Manufacturing Technician

The Manufacturing Technician will perform all tasks associated with Aseptic production under cGMP Guidelines to meet production demands. This position will report to the Cold Products Aseptic Suite Supervisor.

Schedule: Monday-Thursday 0500-1530.Weekend and off shift overtime as needed.

• Ensure a safe and quality working environment through training, awareness, and compliance to safety guidelines, SOP's and FDA regulations.
• Participate and perform effectively in a team environment and interact with multiple departments to ensure the operational success of the area.
• Set up, operate, dispense, maintain equipment in a class 100 areas according to SOP and in compliance with cGMP guidelines.
• Perform documentation in accordance with cGMP guidelines.
• Dedicated to providing the highest quality product and meeting the expectations and requirements of internal and external customers.
• Adhere to all applicable regulations, policies, and procedures for health, safety, and environmental compliance.
• Follow all written procedures and verbal instructions.
• Perform Batch Record calculations and maintain all documentation according to cGMP Guidelines.
• Follow detailed instructions and communicate effectively, both written and verbally.
• Clean production equipment and processes in accordance with current good manufacturing practices and standard operating procedures in a controlled area.
• Order and maintain inventory of materials and supplies.
• Act as demonstrators and/or qualifiers for processes and procedures during the training of new employees.
• Assist in developing and revising SOPs as needed.
• Troubleshoot problems with equipment, devices, or products.
• Calibrate or adjust equipment to ensure quality production, using internal calibration functions.
• Take ownership and accountability of equipment, processes, and area assigned to or related to the production process.
• Responsibilities also include the ability to lift, reach, pull, and squat as needed, according to production demands.
• Ability to identify and verify appropriate materials, area conditions, process for production and address any abnormalities in the process, with materials or in area conditions in collaboration with Quality and leadership.
• Use logical methods to solve difficult problems with effective solutions and is able to makes sound decisions in a timely manner.
• Must maintain operational compliance with US and international regulatory agencies and guidelines (i.e. FDA, EU, HC, TGA, PIC/S, ISO, USP, NRC, cGMP, etc.).

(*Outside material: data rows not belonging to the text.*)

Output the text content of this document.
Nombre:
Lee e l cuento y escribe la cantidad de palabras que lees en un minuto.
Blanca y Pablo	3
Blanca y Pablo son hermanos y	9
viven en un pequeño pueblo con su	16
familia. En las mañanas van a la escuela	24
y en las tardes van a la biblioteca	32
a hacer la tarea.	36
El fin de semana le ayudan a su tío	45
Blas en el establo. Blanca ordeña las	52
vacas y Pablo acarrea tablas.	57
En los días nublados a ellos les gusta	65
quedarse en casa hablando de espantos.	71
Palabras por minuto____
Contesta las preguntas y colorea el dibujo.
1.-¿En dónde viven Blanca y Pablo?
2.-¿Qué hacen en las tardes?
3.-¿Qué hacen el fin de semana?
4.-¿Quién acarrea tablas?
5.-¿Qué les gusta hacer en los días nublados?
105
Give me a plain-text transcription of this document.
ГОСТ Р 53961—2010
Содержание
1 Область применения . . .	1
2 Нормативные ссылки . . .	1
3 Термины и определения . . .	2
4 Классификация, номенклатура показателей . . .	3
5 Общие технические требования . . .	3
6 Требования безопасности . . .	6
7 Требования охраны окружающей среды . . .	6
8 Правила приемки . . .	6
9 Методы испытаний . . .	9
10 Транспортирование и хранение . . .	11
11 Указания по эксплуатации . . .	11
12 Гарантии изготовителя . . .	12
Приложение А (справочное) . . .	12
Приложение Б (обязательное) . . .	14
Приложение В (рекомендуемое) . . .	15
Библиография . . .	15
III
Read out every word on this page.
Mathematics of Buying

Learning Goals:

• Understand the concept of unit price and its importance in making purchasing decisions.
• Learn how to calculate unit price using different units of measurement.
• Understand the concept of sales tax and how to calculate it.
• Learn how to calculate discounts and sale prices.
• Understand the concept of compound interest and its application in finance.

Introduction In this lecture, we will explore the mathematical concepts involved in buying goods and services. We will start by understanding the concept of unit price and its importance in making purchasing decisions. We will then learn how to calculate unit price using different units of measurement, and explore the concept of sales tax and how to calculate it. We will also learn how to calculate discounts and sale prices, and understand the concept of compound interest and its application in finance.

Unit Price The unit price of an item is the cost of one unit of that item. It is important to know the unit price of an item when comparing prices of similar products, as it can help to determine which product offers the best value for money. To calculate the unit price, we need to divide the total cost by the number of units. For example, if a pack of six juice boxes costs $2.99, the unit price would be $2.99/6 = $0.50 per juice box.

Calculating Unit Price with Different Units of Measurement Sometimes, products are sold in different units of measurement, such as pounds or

• Associate Degree preferred, High school diploma or equivalent required.
• 1 or more years of relevant work experience required (regulated environment, attention to detail and following detailed instruction).
• Knowledge of Good Manufacturing Practices c(GMP) and applicable Quality System Standards.
• Willingness to work rotating shifts, weekends, and overtime, as necessary.
• Proven high performer capable of meeting or exceeding goals on time as well as meeting objectives of the team.
• Exemplary team building behavior and a proven collaborative attitude.
• Capable of adjusting to changes and dealing effectively with uncertainties in the workplace.
• Demonstrated willingness to be flexible and adaptable to the needs of the department and business.
• Ability and desire to cooperate, collaborate, and partner with others.
• Takes ownership and accountability for the production process, assigned production area, production equipment and associated documentation.Willingness to help outside your department and within your department outside your normal or assigned responsibilities.
• Thoroughly understanding the needs of internal/external customers and making customer satisfaction a top priority.
• Dedicated to providing the highest quality product and meeting the expectations and requirements of internal and external customers.
• Good interpersonal skills and ability to communicate information in a timely manner to those who need the information.

Working Conditions:

• Willingness to work in plant producing radioactive materials and requiring all employees to participate in safety programs designed to minimize potential and/or actual exposure levels.
• Responsibilities include the ability to lift up to 70 pounds, kneeling, crouching, twisting the upper body, walking, bending, stooping, pushing, pulling, reaching, must be able to physicallynegotiate stairs and evacuation ladders with or without accommodation, wear and operate safety equipment, enter vessels, and inspect equipment.
• Material handling devices (e.g., hand truck, fork truck, and conveyors) are used when possible, however, use of proper lifting and movement techniques is necessary to prevent injury.
• Must be willing to wear a variety of Personal Protective Equipment (PPE) and hearing protection as needed.
• May be required to sit or stand for long periods of 8+ hours a day while performing duties.
• Must possess good hand-eye coordination; close attention to detail is required.
• Must be able to work indoors and outdoors with exposure to mechanical/moving parts, hazards including corrosive, flammable and toxic material, dust, dirt, odors, and irritants.
• Willingness to complete safety training within allotted timeframes, and work in a team-based environment.
• Must be able to work outside of regular work hours, including off shift, weekend, and holiday work as business needs require.